Lessons Learned from Deep Work
Last updated: Oct 30, 2019
I recently read Deep Work by Cal Newport, after becoming increasingly frustrated with how often I’m pulled out of my deep development work for other “shallow” work tasks.
At Orchard, development team leads are both developers and managers, so I need to balance both completing development work with attending meetings, performing administrative tasks, fielding questions, and mentoring employees. So while these tasks might be “shallow” compared to diving into a development problem, they are still an important part of my daily work and can’t simply be ignored. So, in reading Deep Work, I was hoping to learn some strategies for maximizing the amount of the amount of time spent in deep work flow, while still accomplishing all my other necessary tasks.
Drain the Shallows
Newport suggests you look at your day’s schedule, and block out each minute of your day with the specific activity you’d like to work on during that time. This will change and isn’t something you should punish yourself for if you can’t stick to, it’s simply a way to be mindful about the time that you have available and how it will be spent. Unforeseen things will occur, fires will happen. You’ll be pulled away from deep work to do other things. When that happens, adjust your day’s schedule accordingly.
Once you’ve started thinking mindfully about your schedule, and have started accounting for the time you spend on tasks throughout the day, you can begin to batch together shallow tasks. Instead of sprinkling something throughout the day (like answering email), you can instead decide to answer all your emails in a single time chunk, ignoring them for the rest of the day. Since meetings (often) can’t change, it is helpful to batch other shallow activities around your existing meetings. Do you have a meeting from 1:00-2:00 and then another at 3:00-4:00? Spend the hour in between catching up on emails, assigning code reviews, and performing other shallow tasks that you’ve put off until then.
It may sound counter-intuitive, but working more hours a day doesn’t necessarily equate to getting more done. A compressed timeline, with a “hard out” when you go home and stop thinking about work, will create a sense of urgency for completing tasks, giving you less time for your mind to wander. Creating this false sense of urgency is something that you can improve on with practice, and can also be utilized throughout your day by setting time limits for completing things. For example, “I have 30 minutes to finish this code review”.
Maintaining this fixed-schedule helps keep work from creeping into your non-work life, maintaining a balance and limiting the chance for you to burn out. While at work, it keeps you focused and urgent in completing tasks.
Ritualize Your Deep Work
In order to facilitate entering a flow state of deep work, you can add some form of ritual around it. This will be different for everyone, but maybe it involves going to get a fresh cup of coffee, or starting a fresh page of your notebook, or putting on your noise-canceling headphones and playing some music. It doesn’t have to be complicated, but having a process you initiate each time you begin to deeply work can help your brain realize it’s time to push the shallow stuff aside and get down to business.

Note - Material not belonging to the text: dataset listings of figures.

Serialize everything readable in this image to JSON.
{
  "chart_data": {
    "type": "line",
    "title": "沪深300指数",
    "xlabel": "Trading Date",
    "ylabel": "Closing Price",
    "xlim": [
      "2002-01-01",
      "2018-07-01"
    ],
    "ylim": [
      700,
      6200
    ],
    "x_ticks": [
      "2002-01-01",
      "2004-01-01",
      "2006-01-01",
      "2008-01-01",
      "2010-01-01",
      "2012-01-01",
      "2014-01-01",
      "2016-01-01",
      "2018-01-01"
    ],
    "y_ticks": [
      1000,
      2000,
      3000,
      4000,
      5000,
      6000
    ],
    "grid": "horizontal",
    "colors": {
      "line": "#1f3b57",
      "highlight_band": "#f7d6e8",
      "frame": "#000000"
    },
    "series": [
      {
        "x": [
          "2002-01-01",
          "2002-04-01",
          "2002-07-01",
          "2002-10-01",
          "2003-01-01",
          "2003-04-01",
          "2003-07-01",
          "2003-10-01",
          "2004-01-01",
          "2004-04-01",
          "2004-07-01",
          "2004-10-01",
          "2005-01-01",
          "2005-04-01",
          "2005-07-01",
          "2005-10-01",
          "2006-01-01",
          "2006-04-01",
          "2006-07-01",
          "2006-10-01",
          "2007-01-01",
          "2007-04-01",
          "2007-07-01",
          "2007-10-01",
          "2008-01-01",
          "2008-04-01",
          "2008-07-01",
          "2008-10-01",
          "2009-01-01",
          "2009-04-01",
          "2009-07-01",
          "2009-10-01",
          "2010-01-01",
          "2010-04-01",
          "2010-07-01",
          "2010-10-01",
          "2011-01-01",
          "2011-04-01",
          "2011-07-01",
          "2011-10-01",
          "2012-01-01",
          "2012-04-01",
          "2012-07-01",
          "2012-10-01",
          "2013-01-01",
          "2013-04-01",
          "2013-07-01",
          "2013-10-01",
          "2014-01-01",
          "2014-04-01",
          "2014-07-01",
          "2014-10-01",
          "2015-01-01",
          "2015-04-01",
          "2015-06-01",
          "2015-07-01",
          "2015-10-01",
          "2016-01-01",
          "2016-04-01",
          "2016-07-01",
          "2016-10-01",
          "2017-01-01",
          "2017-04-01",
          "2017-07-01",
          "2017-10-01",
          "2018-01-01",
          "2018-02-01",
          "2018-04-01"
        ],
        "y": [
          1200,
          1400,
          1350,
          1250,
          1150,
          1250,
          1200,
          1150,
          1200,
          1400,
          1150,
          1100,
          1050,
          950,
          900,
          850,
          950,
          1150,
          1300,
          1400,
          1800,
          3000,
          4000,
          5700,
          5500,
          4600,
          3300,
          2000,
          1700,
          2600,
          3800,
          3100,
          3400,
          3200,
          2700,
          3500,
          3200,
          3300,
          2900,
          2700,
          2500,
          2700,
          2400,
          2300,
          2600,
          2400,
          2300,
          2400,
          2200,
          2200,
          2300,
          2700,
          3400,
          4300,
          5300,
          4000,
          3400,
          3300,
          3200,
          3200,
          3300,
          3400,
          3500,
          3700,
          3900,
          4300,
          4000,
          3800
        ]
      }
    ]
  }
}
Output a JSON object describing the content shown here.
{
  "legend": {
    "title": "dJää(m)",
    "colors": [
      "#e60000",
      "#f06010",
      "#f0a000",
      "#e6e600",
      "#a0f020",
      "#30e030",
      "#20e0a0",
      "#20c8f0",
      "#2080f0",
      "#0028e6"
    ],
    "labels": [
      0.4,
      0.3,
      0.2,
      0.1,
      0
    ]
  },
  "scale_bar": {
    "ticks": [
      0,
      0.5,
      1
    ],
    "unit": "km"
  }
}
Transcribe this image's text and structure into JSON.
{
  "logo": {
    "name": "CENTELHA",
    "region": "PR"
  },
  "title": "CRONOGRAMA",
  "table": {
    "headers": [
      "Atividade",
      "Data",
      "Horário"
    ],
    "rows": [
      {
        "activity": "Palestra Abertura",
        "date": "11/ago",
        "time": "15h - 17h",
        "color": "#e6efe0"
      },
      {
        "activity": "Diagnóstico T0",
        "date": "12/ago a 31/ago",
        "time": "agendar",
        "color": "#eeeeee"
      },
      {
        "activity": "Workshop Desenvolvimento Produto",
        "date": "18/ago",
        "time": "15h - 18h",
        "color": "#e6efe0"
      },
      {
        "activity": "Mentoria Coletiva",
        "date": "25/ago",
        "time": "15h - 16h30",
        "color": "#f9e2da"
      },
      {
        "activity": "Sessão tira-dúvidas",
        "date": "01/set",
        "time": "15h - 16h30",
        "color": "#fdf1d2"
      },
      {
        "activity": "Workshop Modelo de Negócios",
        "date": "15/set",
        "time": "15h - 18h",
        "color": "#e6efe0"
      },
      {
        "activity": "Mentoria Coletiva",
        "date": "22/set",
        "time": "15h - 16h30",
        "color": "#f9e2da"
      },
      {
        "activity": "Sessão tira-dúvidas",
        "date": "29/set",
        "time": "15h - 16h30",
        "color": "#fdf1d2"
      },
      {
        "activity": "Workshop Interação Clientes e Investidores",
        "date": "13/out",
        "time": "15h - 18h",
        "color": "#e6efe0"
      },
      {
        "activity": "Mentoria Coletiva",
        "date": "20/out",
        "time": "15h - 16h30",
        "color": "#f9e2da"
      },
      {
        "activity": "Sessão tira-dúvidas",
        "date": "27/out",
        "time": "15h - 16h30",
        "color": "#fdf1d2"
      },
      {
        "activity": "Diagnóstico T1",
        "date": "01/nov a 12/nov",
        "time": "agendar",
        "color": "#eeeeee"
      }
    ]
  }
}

Similarly, you also need a way to turn off that deep work state. Newport suggests adding a “shutdown routine” at the end of the day, where you go over your TODO lists, examining each item, write TODOs and check your schedule for the next day, and generally just get to a good stopping point. Everyone’s specific shutdown routine will involve different activities, but the idea is that it’s a signal for your brain that work thoughts will be left at work, and there’s no need to worry because you went through your shutdown routine.